I should also mention that some scholars believe 1 Corinthians 14:34-36 to be later non-Pauline interpolations (texts added some time later than Paul’s original correspondence). I am not convinced that there is enough evidence for this belief, but the literary style of the passage does warrant questions. In verses 26-33 and 37- 40 Paul is giving instruction on orderly worship concerning speaking in tongues and prophesying, and this literary theme is interrupted by the instruction of women. The text would flow much more smoothly and evenly without the introduction (as if in a vacuum) of verses 34-36; not to mention that, the letter itself would not appear self-contradictive just three chapters apart. [Remember, chapter and verse breaks were not in the original manuscripts.]

While we can only speculate as to why the two texts in question are contained in the letters, we can conclude without a shadow of a doubt that there are issues of self-contradiction if the letters are to be understood axiomatically. Logically (and theologically) there are axioms contained in the letters (for example: Paul’s Christology, Ecclesiology, and Theology Proper, et. el.), but it does not necessarily follow that the corpus in general must be read universally. As we have established, this creates self-contradictions, which end-result is theological suicide.

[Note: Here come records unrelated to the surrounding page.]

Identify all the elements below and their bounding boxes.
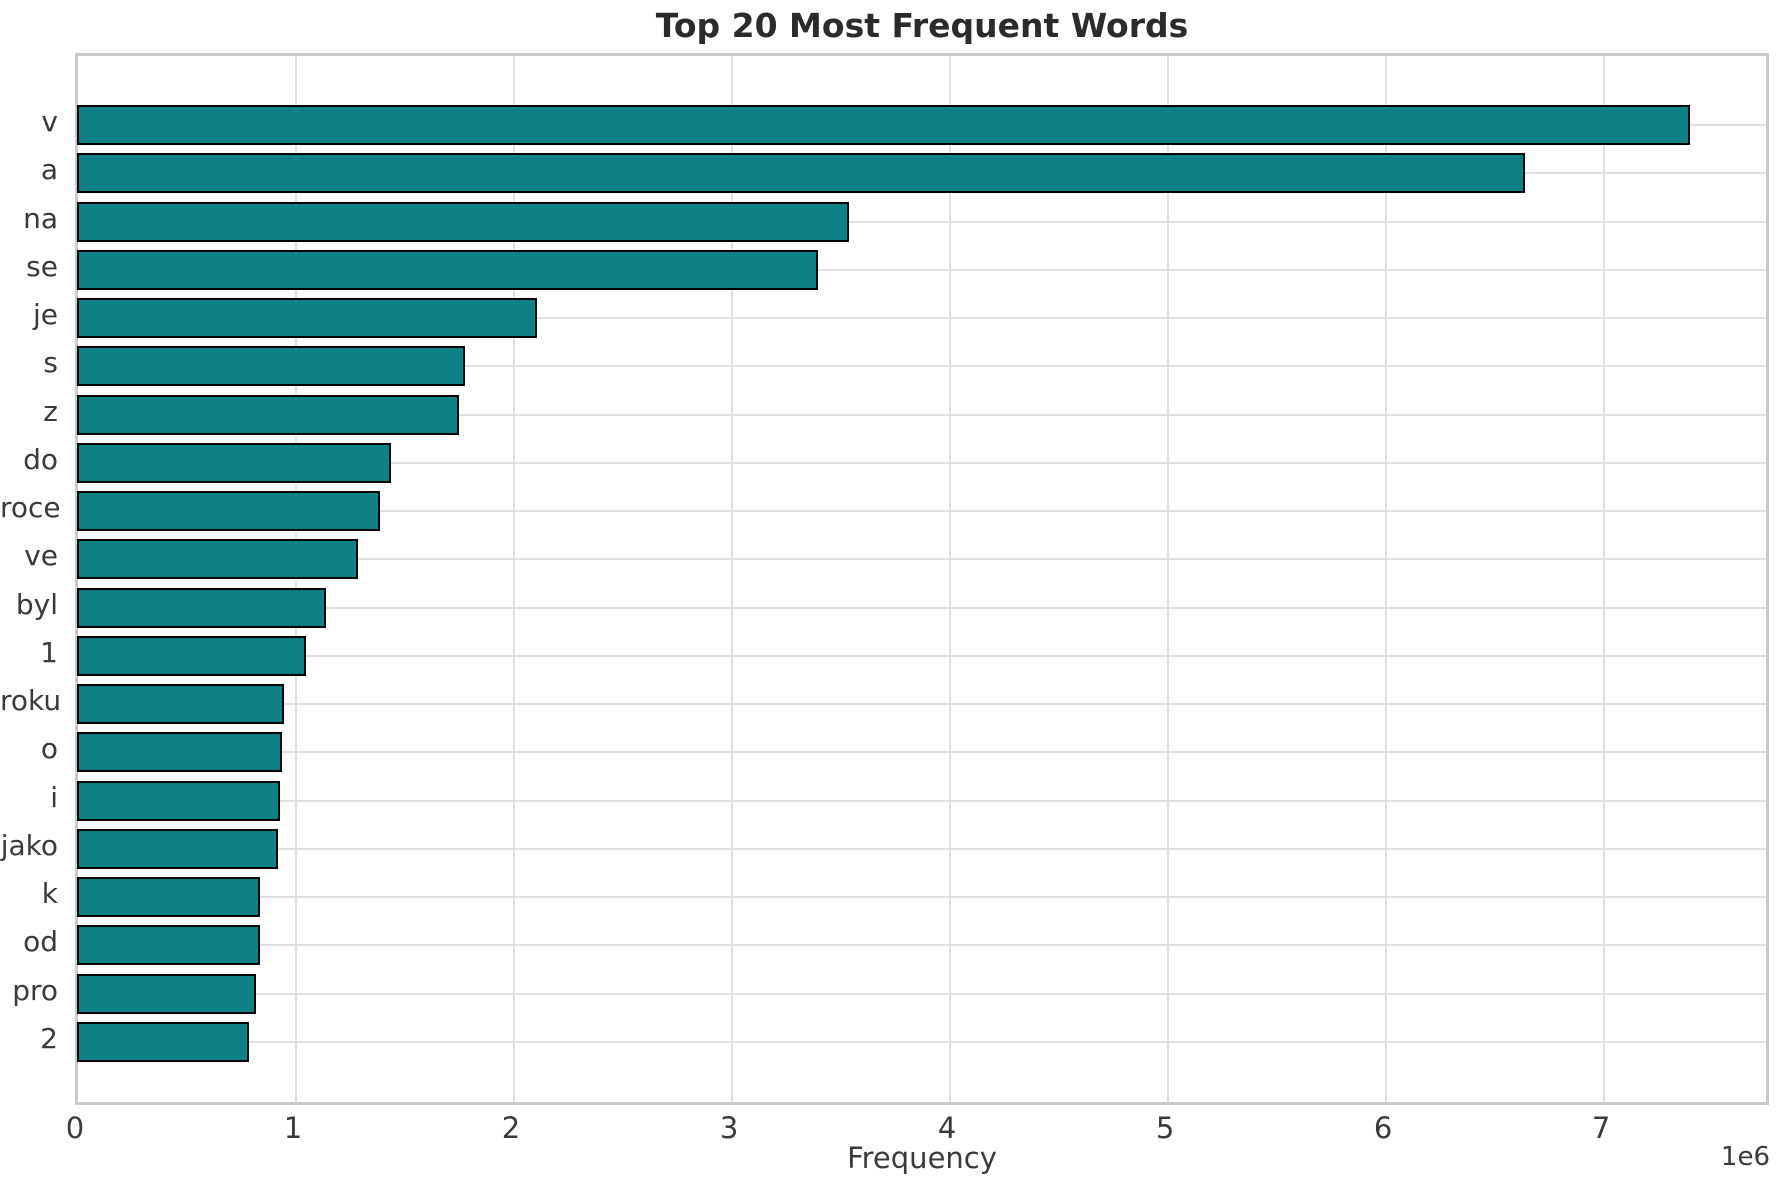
y-gridline-jako xyxy=(78,847,1766,850)
y-tick-label-v: v xyxy=(41,105,58,138)
x-tick-label-1: 1 xyxy=(283,1111,303,1145)
y-gridline-do xyxy=(78,461,1766,464)
y-gridline-na xyxy=(78,220,1766,223)
axis-offset-label: 1e6 xyxy=(1720,1142,1770,1172)
bar-a xyxy=(77,153,1525,194)
y-tick-label-roce: roce xyxy=(0,491,61,525)
bar-je xyxy=(77,298,538,339)
bar-s xyxy=(77,346,466,387)
bar-2 xyxy=(77,1021,250,1062)
y-tick-label-od: od xyxy=(23,925,58,959)
x-tick-label-2: 2 xyxy=(501,1111,521,1145)
bar-se xyxy=(77,249,819,290)
y-gridline-roku xyxy=(78,703,1766,706)
x-tick-label-3: 3 xyxy=(719,1111,739,1145)
bar-pro xyxy=(77,973,256,1014)
y-tick-label-do: do xyxy=(23,442,58,476)
x-gridline-3 xyxy=(731,56,734,1102)
bar-k xyxy=(77,877,261,918)
y-tick-label-byl: byl xyxy=(15,587,58,621)
y-gridline-z xyxy=(78,413,1766,416)
chart-title: Top 20 Most Frequent Words xyxy=(655,6,1189,45)
bar-1 xyxy=(77,635,306,676)
x-gridline-6 xyxy=(1385,56,1388,1102)
y-tick-label-z: z xyxy=(43,394,58,428)
y-tick-label-1: 1 xyxy=(40,635,58,669)
x-tick-label-7: 7 xyxy=(1591,1111,1611,1145)
x-gridline-7 xyxy=(1603,56,1606,1102)
x-tick-label-6: 6 xyxy=(1373,1111,1393,1145)
x-axis-title: Frequency xyxy=(847,1141,997,1175)
bar-na xyxy=(77,201,849,242)
bar-roku xyxy=(77,684,285,725)
bar-do xyxy=(77,442,391,483)
y-gridline-je xyxy=(78,317,1766,320)
y-gridline-od xyxy=(78,944,1766,947)
y-tick-label-k: k xyxy=(41,877,58,911)
y-tick-label-jako: jako xyxy=(0,828,58,862)
y-tick-label-na: na xyxy=(23,201,58,235)
bar-v xyxy=(77,105,1691,145)
y-tick-label-je: je xyxy=(32,298,58,332)
bar-z xyxy=(77,394,459,435)
bar-ve xyxy=(77,539,359,580)
bar-jako xyxy=(77,828,278,869)
y-gridline-roce xyxy=(78,510,1766,513)
bar-i xyxy=(77,780,280,821)
bar-byl xyxy=(77,587,326,628)
y-tick-label-roku: roku xyxy=(0,684,62,718)
y-gridline-se xyxy=(78,268,1766,271)
y-gridline-2 xyxy=(78,1040,1766,1043)
y-tick-label-a: a xyxy=(40,153,58,187)
y-tick-label-s: s xyxy=(43,346,58,380)
x-gridline-4 xyxy=(949,56,952,1102)
y-gridline-1 xyxy=(78,654,1766,657)
plot-area xyxy=(75,53,1769,1105)
y-gridline-byl xyxy=(78,606,1766,609)
y-tick-label-o: o xyxy=(40,732,58,766)
y-tick-label-pro: pro xyxy=(12,973,58,1007)
y-gridline-i xyxy=(78,799,1766,802)
y-tick-label-ve: ve xyxy=(24,539,58,573)
y-gridline-k xyxy=(78,896,1766,899)
y-tick-label-i: i xyxy=(50,780,58,814)
x-gridline-5 xyxy=(1167,56,1170,1102)
y-tick-label-se: se xyxy=(26,249,58,283)
y-gridline-o xyxy=(78,751,1766,754)
y-gridline-ve xyxy=(78,558,1766,561)
y-gridline-s xyxy=(78,365,1766,368)
bar-roce xyxy=(77,491,381,532)
x-tick-label-4: 4 xyxy=(937,1111,957,1145)
x-tick-label-5: 5 xyxy=(1155,1111,1175,1145)
x-tick-label-0: 0 xyxy=(65,1111,85,1145)
bar-o xyxy=(77,732,282,773)
y-gridline-pro xyxy=(78,992,1766,995)
y-tick-label-2: 2 xyxy=(40,1021,58,1055)
bar-od xyxy=(77,925,261,966)
x-gridline-2 xyxy=(513,56,516,1102)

I cannot fail to mention the eschatological (dealing with the ‘last things,’ or end times) prophecy of Joel 2:28, “Then afterward I will pour out my spirit on all flesh; your sons and your daughters shall prophesy, your old men shall dream dreams, and your young men shall see visions. Even on male and female servants, in those days, I will pour out my spirit” (NRSV, emphases mine) of which it is said to have been fulfilled on the Day of Pentecost (Acts 2:14-21).Are we to deny that God is calling women to preach and be leaders of His church because it contradicts our own hermeneutics and self-understanding?

I will mention only briefly the fact of a certain evangelist named “Philip” (Acts 21:8) who had “four unmarried daughters who had the gift of prophecy” (Acts 21:9).It appears that, even early in the Christian movement, paradigms (both spiritual and physical) were shifting and God was gifting women as well.

I shall also remind us, since it is the Pauline canon of which we are mostly dealing, of Galatians 3:28 – “There is no longer Jew or Greek, there is no longer slave or free, there is no longer male and female; for all of you are one in Christ.” Having studied Pauline Theology for the past twelve years I can assure you that what Paul here speaks concerns his idea of being “in Christ” as a new creation; one that no longer sees people as “male or female,” but as an expression of the Person of Christ.

So, as we have evidenced, while there are a couple texts of which female leadership is brought into question, we have discovered that it is our interpretation of those texts (and not Scripture itself) that is the real question. It would appear as though we have arrested culture and status quo and elevated them to the level of authority by making them a part of our theology. A denomination and the people of it can decide who can and cannot be in leadership, but in this case they cannot reasonably point to Scripture as support for not allowing women to lead (and, as we have seen, lead as pastors or bishops).